The p-value is a measurement for the significance of a single match and is computed either by an empirical model (according to Stark et al. 2003) or by kernel density estimation of the RMSD distribution (according to Fofanov et al. 2008). The lower the p-value, the higher the statistical significance of a match . A "good" p-value should be significantly smaller than 0.1. The p-value represents the probability that a match of better agreement can be found. As for RMSD values, the p-value has to be treated carefully. Ideally, low p-values indicate matches within the "significance peak" of the RMSD distribution and therefore p-values are dependent on the RMSD values. The model according to Fofanov et al. is based on the RMSD distribution describing the current search results. This is generally more favorable than the approach of Stark et al. 2003, which approximates the RMSD distribution using an empirical derived model. In previous work we showed that approach of Fofanov et al. 2008 is also robust when considering different atoms for alignment and reliably identifies members of the enolase superfamily with 99.68% specificity when all non-hydrogen atoms are used for alignment (Kaiser et al. 2015 ). But nevertheless, cross-checking with the RMSD value, the RMSD distribution, and the visual alignment to assess a match is advisable in any case.

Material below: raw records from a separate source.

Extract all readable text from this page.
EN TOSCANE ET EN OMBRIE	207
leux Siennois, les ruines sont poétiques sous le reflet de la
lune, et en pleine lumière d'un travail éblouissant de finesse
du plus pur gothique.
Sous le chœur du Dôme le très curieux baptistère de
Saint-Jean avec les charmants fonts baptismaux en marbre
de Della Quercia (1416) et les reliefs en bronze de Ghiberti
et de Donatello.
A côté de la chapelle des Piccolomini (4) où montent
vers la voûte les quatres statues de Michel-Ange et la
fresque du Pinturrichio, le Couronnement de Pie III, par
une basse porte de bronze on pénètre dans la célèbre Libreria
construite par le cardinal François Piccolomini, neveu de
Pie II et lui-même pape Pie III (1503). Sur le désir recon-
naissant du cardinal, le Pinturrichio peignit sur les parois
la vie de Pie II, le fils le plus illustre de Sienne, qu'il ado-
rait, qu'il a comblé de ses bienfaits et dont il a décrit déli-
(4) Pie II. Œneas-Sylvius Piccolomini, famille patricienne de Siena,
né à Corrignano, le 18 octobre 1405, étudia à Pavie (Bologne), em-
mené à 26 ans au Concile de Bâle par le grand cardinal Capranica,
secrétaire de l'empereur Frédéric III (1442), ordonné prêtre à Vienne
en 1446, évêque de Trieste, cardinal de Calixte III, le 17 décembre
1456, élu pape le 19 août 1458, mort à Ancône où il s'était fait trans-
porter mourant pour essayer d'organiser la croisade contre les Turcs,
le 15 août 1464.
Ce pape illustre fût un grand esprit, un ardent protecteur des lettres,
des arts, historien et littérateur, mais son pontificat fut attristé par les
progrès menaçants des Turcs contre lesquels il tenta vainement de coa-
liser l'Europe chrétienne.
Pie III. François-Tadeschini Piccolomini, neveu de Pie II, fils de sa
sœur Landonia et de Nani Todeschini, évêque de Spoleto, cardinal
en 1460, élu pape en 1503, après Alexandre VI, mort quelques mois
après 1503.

This depends on your demands for the motif search, so there is no general answer to this question. It can be meaningful to align on the basis of sidechain atoms, if the motif is expected to have large Cα variance, which is the case for enolase superfamily or other divergently evolved protein families. In turn, backbone-based alignment can be suitable if high sidechain variance is expected. A bad quality model structure that is used for query motif definition can be a scenario, where matching of Cα atoms may be reasonable. However, in general the method specificity experiences a loss if less atoms are considered for alignment. Therefore, the default non-hydrogen atom alignment should be used for most cases. For very special needs the command line implementation can be used, that allows the definition of arbitrary atoms (e.g. backbone nitrogen and Cβ atom only) Please refer to Kaiser et al. 2015 for further information on how different atom representations influences the quality of the method.